Optimalkan Portal Perlinsos, Kelurahan Air Pacah Maksimalkan Layanan hingga Jemput Bola ke Rumah Warga

Sakato.co.id – Kelurahan Air Pacah memfasilitasi pendaftaran Portal Perlindungan Sosial (Perlinsos) bagi masyarakat di Kantor Kelurahan Air Pacah, Kecamatan Koto Tangah, Jumat (17/7/2026).

Kegiatan ini merupakan bagian dari komitmen Pemerintah Kota Padang dalam memperkuat digitalisasi pendataan penerima bantuan sosial (bansos) agar lebih akurat, transparan, dan tepat sasaran.

Digitalisasi melalui Portal Perlinsos yang dapat diakses mandiri di laman https://perlinsos.kemensos.go.id ini menjadi langkah strategis untuk mengurangi potensi data ganda serta mempercepat proses verifikasi data.

Guna memastikan seluruh lapisan masyarakat terakomodasi, Dinas Sosial mengoptimalkan jaringan agen resmi mulai dari pihak kelurahan, pengurus RW, pendamping PKH, TKSK, hingga petugas kesejahteraan sosial untuk mendampingi warga.

Strategi Jemput Bola untuk Warga Keterbatasan

Sekretaris Kelurahan Air Pacah, Maria Susanti, menegaskan bahwa pihaknya berkomitmen penuh mendukung program ini dengan memperluas sosialisasi serta melibatkan berbagai unsur masyarakat sebagai agen layanan.

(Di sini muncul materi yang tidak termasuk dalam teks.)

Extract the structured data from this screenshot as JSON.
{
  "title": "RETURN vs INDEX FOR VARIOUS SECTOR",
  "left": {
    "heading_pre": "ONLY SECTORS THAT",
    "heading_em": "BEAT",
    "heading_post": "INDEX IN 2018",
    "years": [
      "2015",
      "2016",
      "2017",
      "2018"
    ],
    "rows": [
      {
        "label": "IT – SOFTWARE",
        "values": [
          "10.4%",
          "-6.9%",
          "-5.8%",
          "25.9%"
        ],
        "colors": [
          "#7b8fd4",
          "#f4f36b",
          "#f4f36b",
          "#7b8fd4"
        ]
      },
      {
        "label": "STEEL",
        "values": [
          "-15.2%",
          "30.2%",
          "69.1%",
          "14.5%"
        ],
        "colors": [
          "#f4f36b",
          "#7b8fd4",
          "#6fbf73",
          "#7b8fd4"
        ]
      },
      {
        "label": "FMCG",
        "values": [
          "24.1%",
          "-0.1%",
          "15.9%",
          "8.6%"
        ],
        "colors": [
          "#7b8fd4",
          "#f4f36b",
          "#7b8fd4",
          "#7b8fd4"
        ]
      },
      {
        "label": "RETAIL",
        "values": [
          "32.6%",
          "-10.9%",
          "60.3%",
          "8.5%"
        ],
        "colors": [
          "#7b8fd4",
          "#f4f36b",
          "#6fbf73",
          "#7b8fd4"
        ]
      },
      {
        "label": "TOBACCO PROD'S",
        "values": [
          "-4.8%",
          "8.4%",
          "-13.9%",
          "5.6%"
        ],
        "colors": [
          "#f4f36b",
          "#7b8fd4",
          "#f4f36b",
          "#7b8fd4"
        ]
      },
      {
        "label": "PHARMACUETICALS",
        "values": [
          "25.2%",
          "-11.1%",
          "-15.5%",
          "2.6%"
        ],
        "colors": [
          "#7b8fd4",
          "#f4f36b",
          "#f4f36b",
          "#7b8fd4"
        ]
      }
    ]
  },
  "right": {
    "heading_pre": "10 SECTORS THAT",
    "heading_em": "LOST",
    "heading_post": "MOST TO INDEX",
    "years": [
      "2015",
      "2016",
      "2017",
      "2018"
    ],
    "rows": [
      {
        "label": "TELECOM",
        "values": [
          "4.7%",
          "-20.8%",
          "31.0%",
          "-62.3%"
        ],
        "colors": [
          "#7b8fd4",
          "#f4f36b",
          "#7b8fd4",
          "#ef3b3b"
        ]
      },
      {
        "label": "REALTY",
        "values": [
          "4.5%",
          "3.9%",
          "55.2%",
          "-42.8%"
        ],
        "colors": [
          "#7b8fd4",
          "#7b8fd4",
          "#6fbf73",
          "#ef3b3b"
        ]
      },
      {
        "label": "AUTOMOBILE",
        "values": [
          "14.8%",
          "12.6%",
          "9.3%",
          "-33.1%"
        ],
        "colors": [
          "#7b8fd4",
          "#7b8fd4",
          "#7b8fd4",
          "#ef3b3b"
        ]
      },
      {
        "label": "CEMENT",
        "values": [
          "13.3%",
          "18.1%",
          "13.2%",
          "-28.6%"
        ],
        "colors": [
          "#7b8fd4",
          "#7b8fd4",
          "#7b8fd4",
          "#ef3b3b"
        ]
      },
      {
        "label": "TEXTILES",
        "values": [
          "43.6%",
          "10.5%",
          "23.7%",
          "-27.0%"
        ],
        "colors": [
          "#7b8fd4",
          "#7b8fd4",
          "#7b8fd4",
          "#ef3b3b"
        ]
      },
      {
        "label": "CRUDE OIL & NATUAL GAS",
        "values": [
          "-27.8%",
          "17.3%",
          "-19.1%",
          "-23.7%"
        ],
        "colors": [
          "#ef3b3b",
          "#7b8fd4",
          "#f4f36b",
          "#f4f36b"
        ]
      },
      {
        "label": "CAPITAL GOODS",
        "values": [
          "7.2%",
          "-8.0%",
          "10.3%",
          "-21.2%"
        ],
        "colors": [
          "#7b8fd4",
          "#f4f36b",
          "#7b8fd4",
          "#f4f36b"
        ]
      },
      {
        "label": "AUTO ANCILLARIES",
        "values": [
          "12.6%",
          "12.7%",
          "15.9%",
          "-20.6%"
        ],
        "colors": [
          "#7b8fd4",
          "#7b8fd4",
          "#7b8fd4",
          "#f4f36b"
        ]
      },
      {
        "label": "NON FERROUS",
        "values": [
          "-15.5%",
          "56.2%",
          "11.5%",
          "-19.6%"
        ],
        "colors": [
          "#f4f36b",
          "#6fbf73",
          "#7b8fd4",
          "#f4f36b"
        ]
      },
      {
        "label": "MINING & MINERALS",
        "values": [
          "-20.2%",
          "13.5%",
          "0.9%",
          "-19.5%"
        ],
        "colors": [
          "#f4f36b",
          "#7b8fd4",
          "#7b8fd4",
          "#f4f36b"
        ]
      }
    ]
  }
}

Kelurahan Air Pacah juga memberikan perhatian khusus dengan menerapkan strategi jemput bola bagi warga yang mengalami keterbatasan fisik atau tidak mampu datang langsung ke kantor kelurahan.

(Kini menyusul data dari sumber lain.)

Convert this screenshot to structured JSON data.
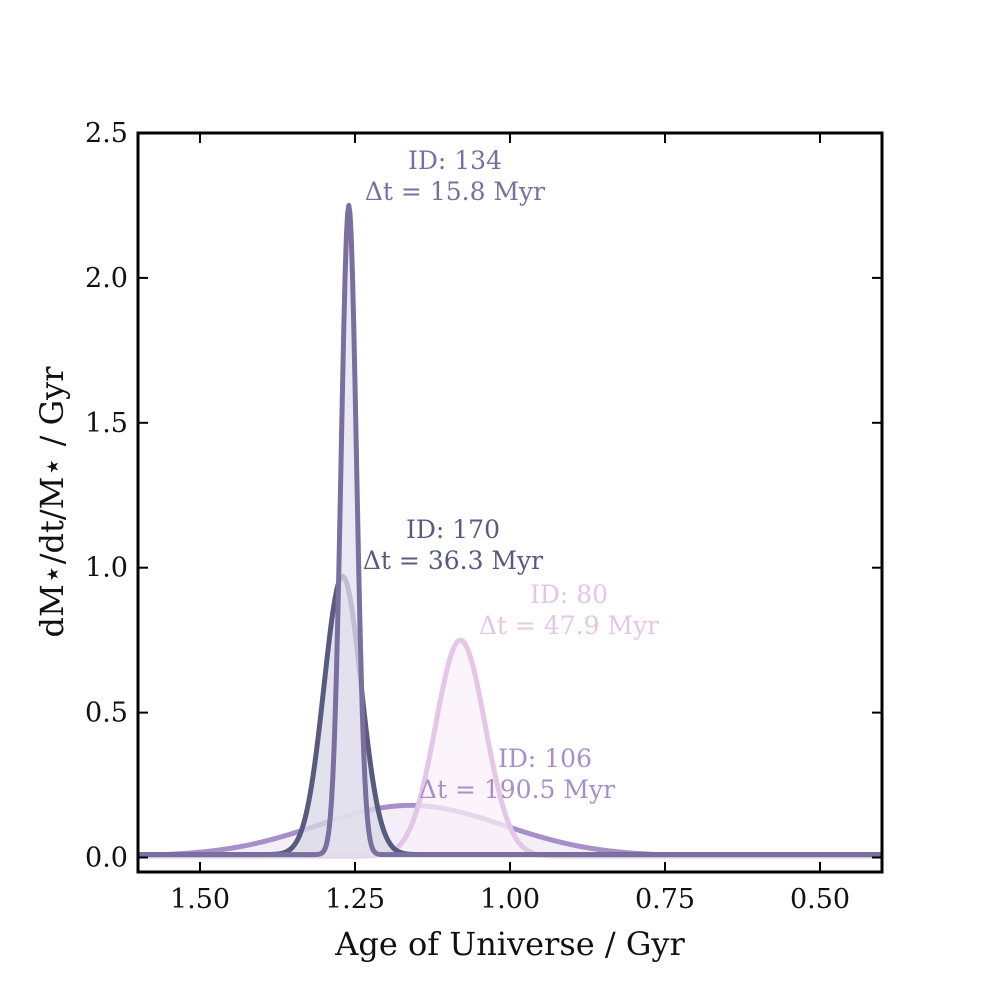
{
  "chart_data": {
    "type": "area",
    "xlabel": "Age of Universe / Gyr",
    "ylabel": "dM⋆/dt/M⋆ / Gyr",
    "xlim": [
      1.6,
      0.4
    ],
    "ylim": [
      -0.05,
      2.5
    ],
    "x_ticks": [
      1.5,
      1.25,
      1.0,
      0.75,
      0.5
    ],
    "x_tick_labels": [
      "1.50",
      "1.25",
      "1.00",
      "0.75",
      "0.50"
    ],
    "y_ticks": [
      0.0,
      0.5,
      1.0,
      1.5,
      2.0,
      2.5
    ],
    "y_tick_labels": [
      "0.0",
      "0.5",
      "1.0",
      "1.5",
      "2.0",
      "2.5"
    ],
    "grid": false,
    "legend": "none",
    "series": [
      {
        "id_label": "ID: 106",
        "dt_label": "Δt = 190.5 Myr",
        "color": "#a78fc7",
        "fill": "#efe8f6",
        "peak_x": 1.16,
        "peak_y": 0.18,
        "sigma": 0.15,
        "baseline": 0.005
      },
      {
        "id_label": "ID: 80",
        "dt_label": "Δt = 47.9 Myr",
        "color": "#e4c6e6",
        "fill": "#f9f0fa",
        "peak_x": 1.08,
        "peak_y": 0.75,
        "sigma": 0.04,
        "baseline": 0.005
      },
      {
        "id_label": "ID: 170",
        "dt_label": "Δt = 36.3 Myr",
        "color": "#585b7e",
        "fill": "#d8d8e5",
        "peak_x": 1.27,
        "peak_y": 0.97,
        "sigma": 0.03,
        "baseline": 0.01
      },
      {
        "id_label": "ID: 134",
        "dt_label": "Δt = 15.8 Myr",
        "color": "#7a6f9e",
        "fill": "#e3e0ee",
        "peak_x": 1.26,
        "peak_y": 2.25,
        "sigma": 0.0125,
        "baseline": 0.01
      }
    ]
  }
}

“Bagi warga yang sakit atau tidak dapat berjalan, kami berupaya mengunjungi rumah mereka. Beberapa warga sudah kami datangi dan ke depan layanan ini akan terus kami perluas agar semakin banyak masyarakat yang terlayani,” ungkap Maria Susanti.

Ia menambahkan, dalam memaksimalkan program ini, pihak kelurahan terus bergerak aktif di lapangan. “Kami senantiasa mendukung program pelayanan Perlinsos ini. Di Air Pacah, kami memaksimalkan sosialisasi kepada RT, RW, serta melibatkan pengurus masjid sebagai agen untuk membantu mendaftarkan warga yang membutuhkan,” jelasnya.

Antusiasme Tinggi Masyarakat

Tingkat antusiasme warga Air Pacah terhadap layanan Perlinsos ini terbilang cukup tinggi. Menurut Maria, sebagian besar masyarakat sangat membutuhkan akses terhadap program perlindungan sosial, seperti Bantuan Pangan Non Tunai (BPNT) maupun Program Keluarga Harapan (PKH). Bantuan-bantuan tersebut dinilai sangat krusial untuk membantu pemenuhan kebutuhan pokok keluarga sekaligus menunjang keberlanjutan pendidikan anak-anak mereka.

Melalui perpaduan optimalisasi layanan di kantor kelurahan dan pendekatan jemput bola secara langsung, Pemerintah Kota Padang berharap seluruh warga yang berhak menerima bantuan dapat terdata dengan akurat. Langkah ini diharapkan mampu mewujudkan penyaluran program kesejahteraan yang lebih efektif, tepat sasaran, dan berkeadilan bagi seluruh masyarakat.